McKinney Bond Committee proposes $200 million bond election item for airport development

Published: Thu, 01/19/23

McKinney Bond Committee proposes $200 million bond election item for airport development


Renderings show the potential for a commercial terminal at McKinney National Airport
Provided by McKinney Chamber of Commerce / Courtesy of Garver

McKinney Courier-Gazette
By Audrey Henvey | Star Local Media
January 18, 2023

A potential $200 million bond item regarding the McKinney National Airport could be coming to voters in May.

In September, McKinney City Council members appointed a roughly 40-person committee to look at future capital projects that could be presented as part of a bond election in May 2023. At the time, the city of McKinney said the focus of the program was expected to be on the McKinney National Airport. The committee included regional and local representatives.

On Tuesday, the committee, represented by committee member Brian Loughmiller, presented a recommendation for a $200 million bond item to go to voters for the May 6 election. The recommended amount is for “for future development at the McKinney National Airport and capital projects outlined in its master plan,” according to the city.

According to Loughmiller’s presentation, the amount would cover roughly 67% of capital projects funding that would be needed for initial commercial service to come to the airport.

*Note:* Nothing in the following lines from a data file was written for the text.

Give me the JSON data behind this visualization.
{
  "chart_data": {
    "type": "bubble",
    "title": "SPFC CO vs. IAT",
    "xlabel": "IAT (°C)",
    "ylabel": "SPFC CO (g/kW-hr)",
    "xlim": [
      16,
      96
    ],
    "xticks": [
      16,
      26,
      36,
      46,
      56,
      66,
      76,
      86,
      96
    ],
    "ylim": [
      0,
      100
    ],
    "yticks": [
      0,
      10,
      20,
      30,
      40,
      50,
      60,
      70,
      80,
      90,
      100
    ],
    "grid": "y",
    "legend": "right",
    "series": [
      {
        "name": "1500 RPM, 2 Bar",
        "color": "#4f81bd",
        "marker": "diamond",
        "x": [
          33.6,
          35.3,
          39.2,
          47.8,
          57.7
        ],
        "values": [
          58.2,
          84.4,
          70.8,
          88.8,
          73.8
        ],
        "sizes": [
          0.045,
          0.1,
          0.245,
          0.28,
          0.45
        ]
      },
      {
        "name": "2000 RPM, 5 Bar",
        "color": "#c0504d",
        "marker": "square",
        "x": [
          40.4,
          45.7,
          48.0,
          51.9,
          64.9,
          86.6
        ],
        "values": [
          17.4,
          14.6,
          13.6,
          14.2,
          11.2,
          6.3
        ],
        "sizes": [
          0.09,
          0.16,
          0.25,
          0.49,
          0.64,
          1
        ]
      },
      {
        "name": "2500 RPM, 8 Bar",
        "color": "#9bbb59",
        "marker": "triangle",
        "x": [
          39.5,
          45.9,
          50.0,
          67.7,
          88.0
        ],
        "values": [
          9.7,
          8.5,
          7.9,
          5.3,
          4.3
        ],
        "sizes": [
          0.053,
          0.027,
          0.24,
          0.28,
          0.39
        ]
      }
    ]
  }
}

The idea of bringing commercial service to McKinney’s airport has been part of the airport master plan since 2012, according to multiple city presentations. “Due diligence” on such a project began in 2019 “as a result of unsolicited interest from airlines and developers,” according to a presentation from Airport Director Ken Carley. The city and airport have commissioned a series of studies to validate the market and demand for service, as well as to understand costs, economic impact and environmental impact.

The bond committee met three times, starting on Oct. 10 and concluding on Nov. 9.

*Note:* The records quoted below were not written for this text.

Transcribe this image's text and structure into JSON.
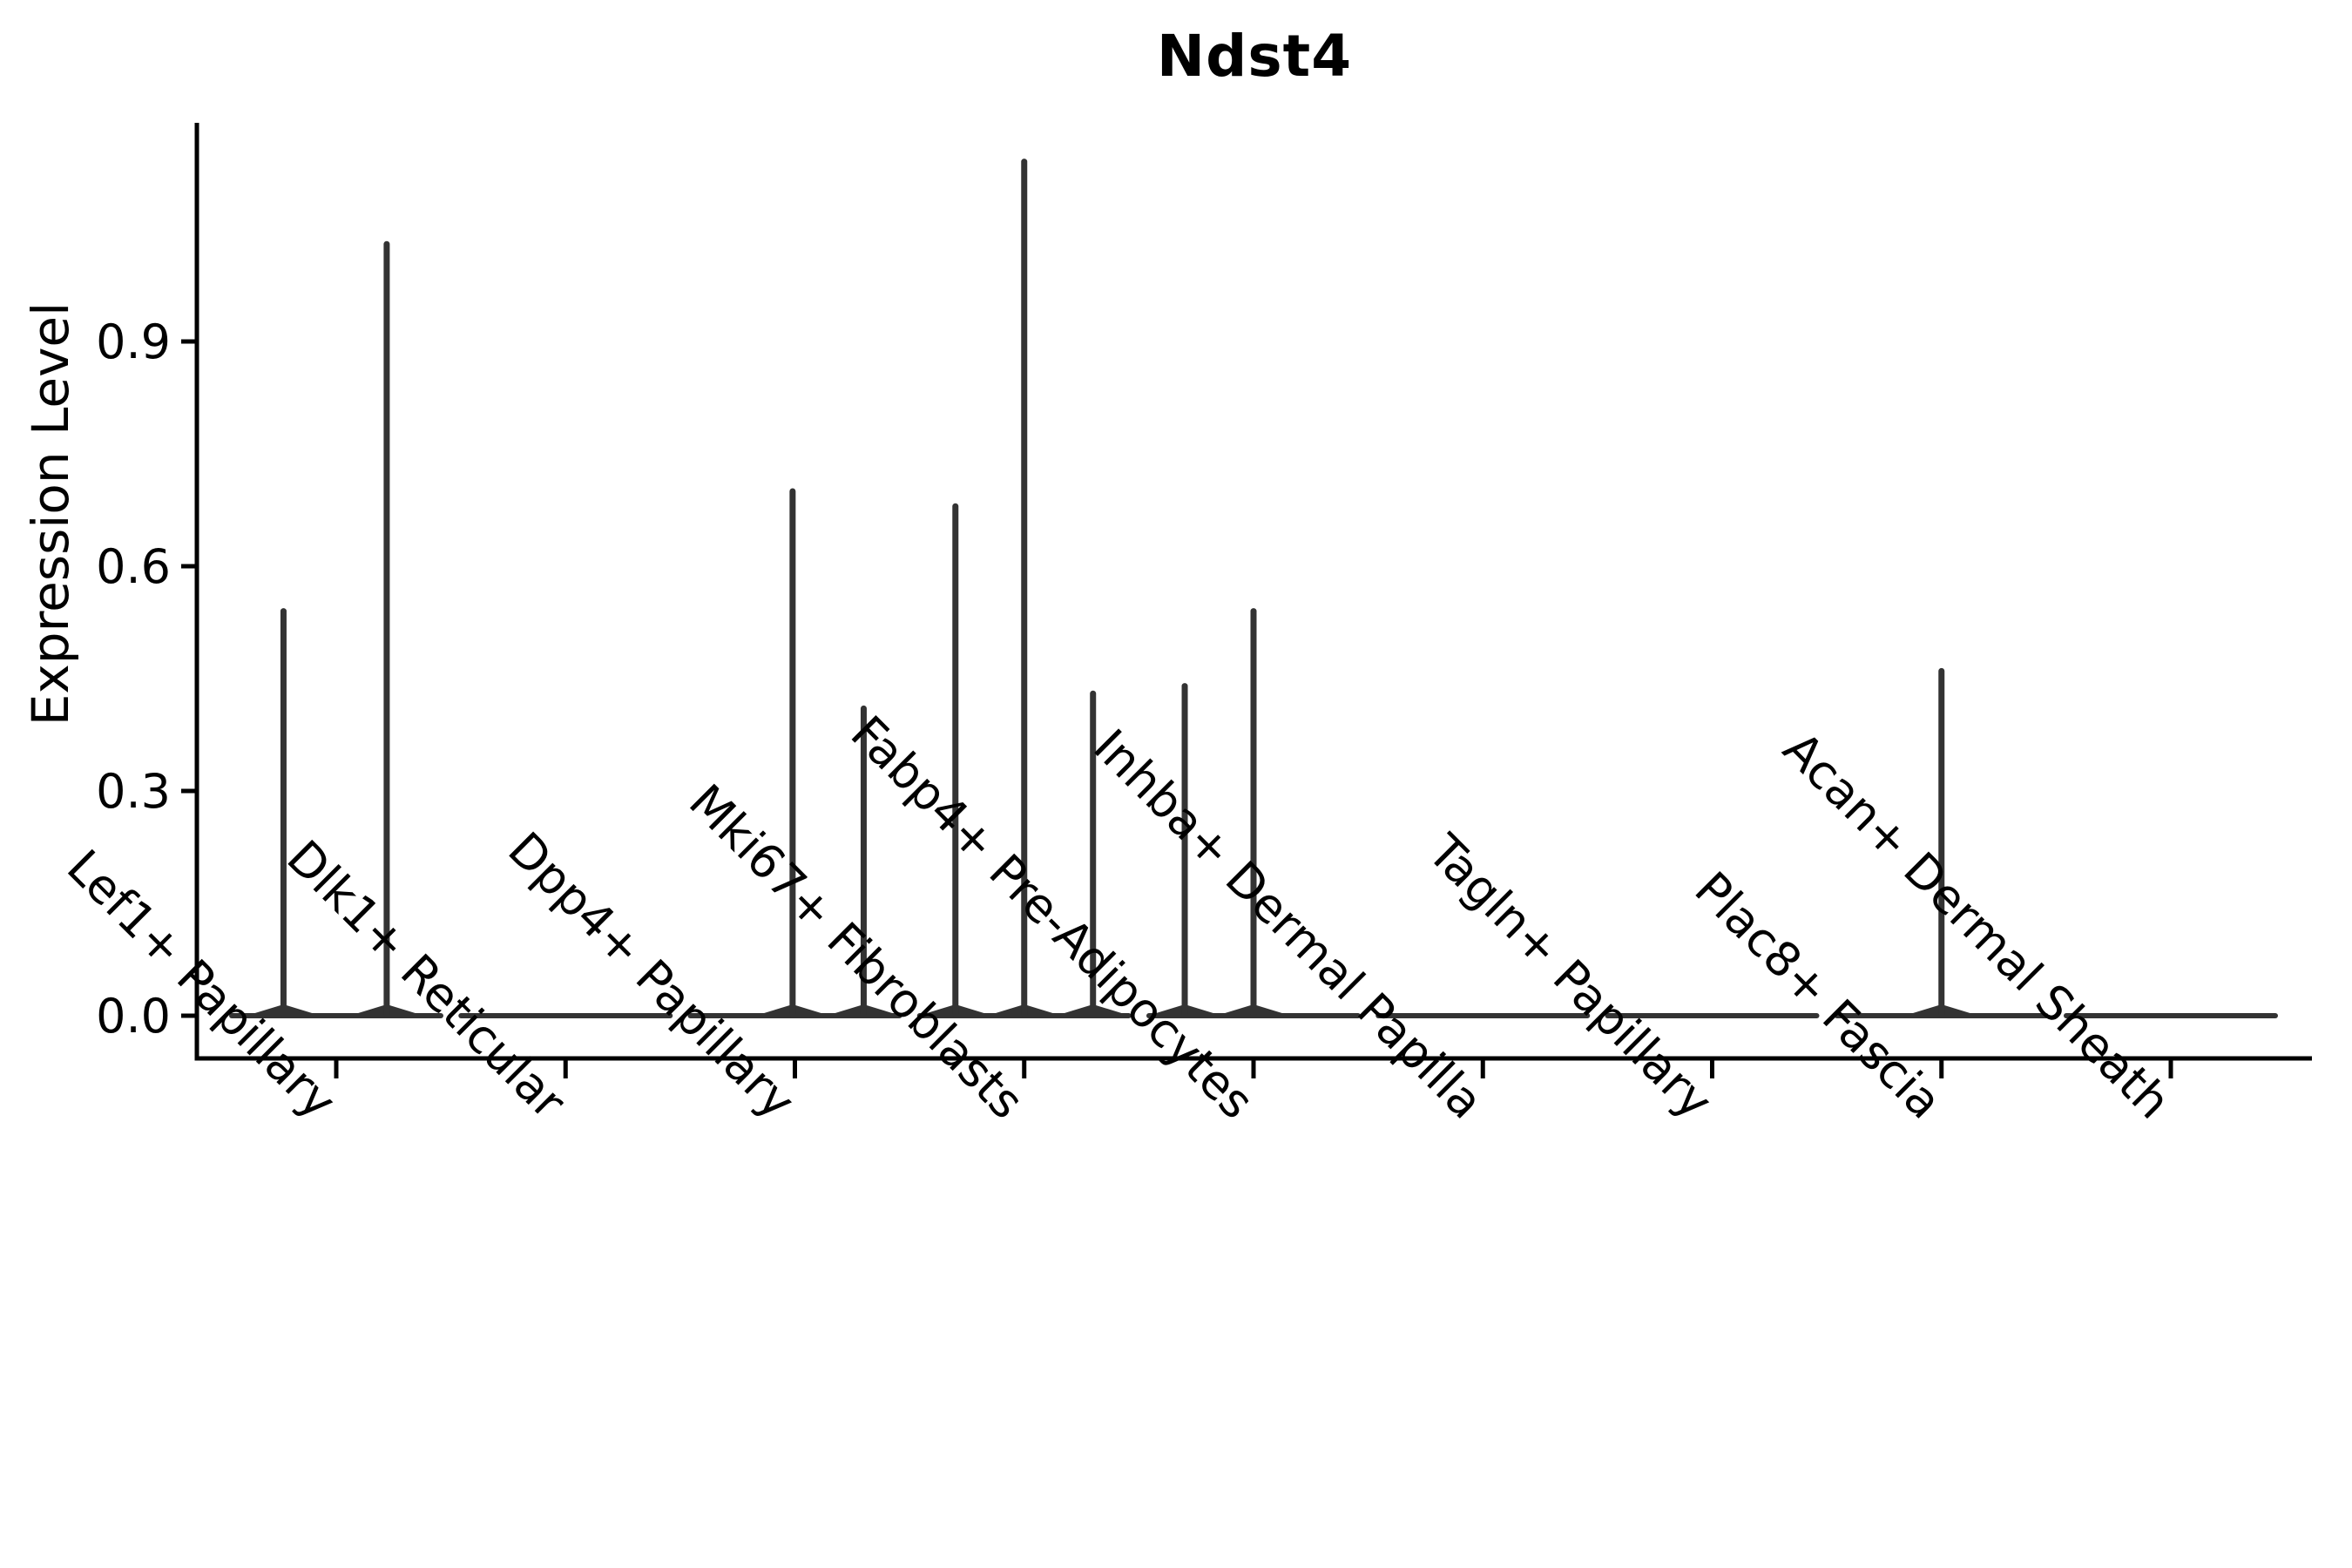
{
  "figure": {
    "background": "#ffffff"
  },
  "chart_data": {
    "type": "violin",
    "title": "Ndst4",
    "ylabel": "Expression Level",
    "xlabel": "",
    "grid": false,
    "legend": "none",
    "ylim": [
      -0.057,
      1.19
    ],
    "ytick_values": [
      0.0,
      0.3,
      0.6,
      0.9
    ],
    "ytick_labels": [
      "0.0",
      "0.3",
      "0.6",
      "0.9"
    ],
    "categories": [
      "Lef1+ Papillary",
      "Dlk1+ Reticular",
      "Dpp4+ Papillary",
      "Mki67+ Fibroblasts",
      "Fabp4+ Pre-Adipocytes",
      "Inhba+ Dermal Papilla",
      "Tagln+ Papillary",
      "Plac8+ Fascia",
      "Acan+ Dermal Sheath"
    ],
    "violins": [
      {
        "category": "Lef1+ Papillary",
        "base_value": 0.0,
        "spikes": [
          {
            "offset": -0.23,
            "value": 0.54
          },
          {
            "offset": 0.22,
            "value": 1.03
          }
        ]
      },
      {
        "category": "Dlk1+ Reticular",
        "base_value": 0.0,
        "spikes": []
      },
      {
        "category": "Dpp4+ Papillary",
        "base_value": 0.0,
        "spikes": [
          {
            "offset": -0.01,
            "value": 0.7
          },
          {
            "offset": 0.3,
            "value": 0.41
          }
        ]
      },
      {
        "category": "Mki67+ Fibroblasts",
        "base_value": 0.0,
        "spikes": [
          {
            "offset": -0.3,
            "value": 0.68
          },
          {
            "offset": 0.0,
            "value": 1.14
          },
          {
            "offset": 0.3,
            "value": 0.43
          }
        ]
      },
      {
        "category": "Fabp4+ Pre-Adipocytes",
        "base_value": 0.0,
        "spikes": [
          {
            "offset": -0.3,
            "value": 0.44
          },
          {
            "offset": 0.0,
            "value": 0.54
          }
        ]
      },
      {
        "category": "Inhba+ Dermal Papilla",
        "base_value": 0.0,
        "spikes": []
      },
      {
        "category": "Tagln+ Papillary",
        "base_value": 0.0,
        "spikes": []
      },
      {
        "category": "Plac8+ Fascia",
        "base_value": 0.0,
        "spikes": [
          {
            "offset": 0.0,
            "value": 0.46
          }
        ]
      },
      {
        "category": "Acan+ Dermal Sheath",
        "base_value": 0.0,
        "spikes": []
      }
    ],
    "colors": {
      "ink": "#000000",
      "violin": "#333333"
    }
  }
}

“The purpose of the meeting was to do an evaluation and make a recommendation and not necessarily just come in and say, ‘Yeah this is great, this is what you want to do, go do it.’” Loughmiller said in a presentation to the council. “So it was really a lot of, I think, critical thought put into the issues that were presented to us, everything from the standpoint of the dollars involved, the timing of it, trying to meet the goals of the council in this project, but also taking into consideration the concerns that typically we see with bond elections as relates to debt services, as relates to impact on tax rates and things of that nature. So there were a lot of discussions about that that were, in my view, very objective.”

A preliminary site plan presented Tuesday indicated that development would include a 140,000-square-foot terminal with four gates and 2,000 parking spaces.

“It will have the ability to expand beyond the four gates, but that is the initial plan for development,” Loughmiller said.

Financial estimates presented Tuesday indicated that capital projects necessary for initial commercial service at the airport would total roughly $300.7 million. Estimates indicate $173.5 million of that would be for the four-gate terminal building. Other listed projects included infrastructure development, a terminal entrance and loop roadway, surface lots and more. 

“As you can see, it’s a significant project. It’s a significant ticket item,” Loughmiller said. “(...) But also, I think keep in mind that there are other sources of funds available for airport development, including reimbursement from the FAA (Federal Aviation Administration) on supported projects.”

The committee is recommending a $200 million general obligation bond item to pay for a portion of that cost.

“Based on what information we received from the finance department, we felt comfortable that that number is a number that is sustainable from the standpoint of debt service capacity, the potential for future bond elections that may be necessary for additional growth in other areas of the city, the ability to retire debt going forward (...), and also from the standpoint of available sources of other funding, whether it be from FAA reimbursement or other things that could help with either the retirement of debt service or to help with the project,” Loughmiller told the council.

Proposed sources of funding for the remaining $100.7 million of the expected cost included grants (from the federal, state and local level), potential funding from the McKinney Economic Development Corporation or Community Development Corporation, low interest Federal Transportation Loans or fund balances, according to Loughmiller’s presentation.

According to the Tuesday presentation, potential annual economic impact could equate to roughly 3,000 new regional jobs in the first year of operation.

A presented timeline indicates that the terminal could be open by 2026, with construction starting in 2024.

McKinney Mayor Pro Tem Rainey Rogers asked if there had been a study to determine when the project could sustain itself.

“Our consultant team that’s been working with us since 2019, they’ve developed a model that tells us that given the anticipated operations and the anticipated operating expenses as well as the debt service that is carried by the airport, that it will probably be somewhere out in the seven to 12-year time frame before it is fully funding itself,” Assistant City Manager Shelton said in response, adding that the figure is dependent on a number of assumptions. “If we land a good collection of airlines, it could be as positive as cost neutral in year one, two or three. If we struggle to land airlines or flights and we don’t have the number of passengers, then it could take longer.”

Shelton added that the process for moving towards the proposal included a sense of “off ramps,” and if information changed (such as economic factors or the industry), the city can decide not to move forward.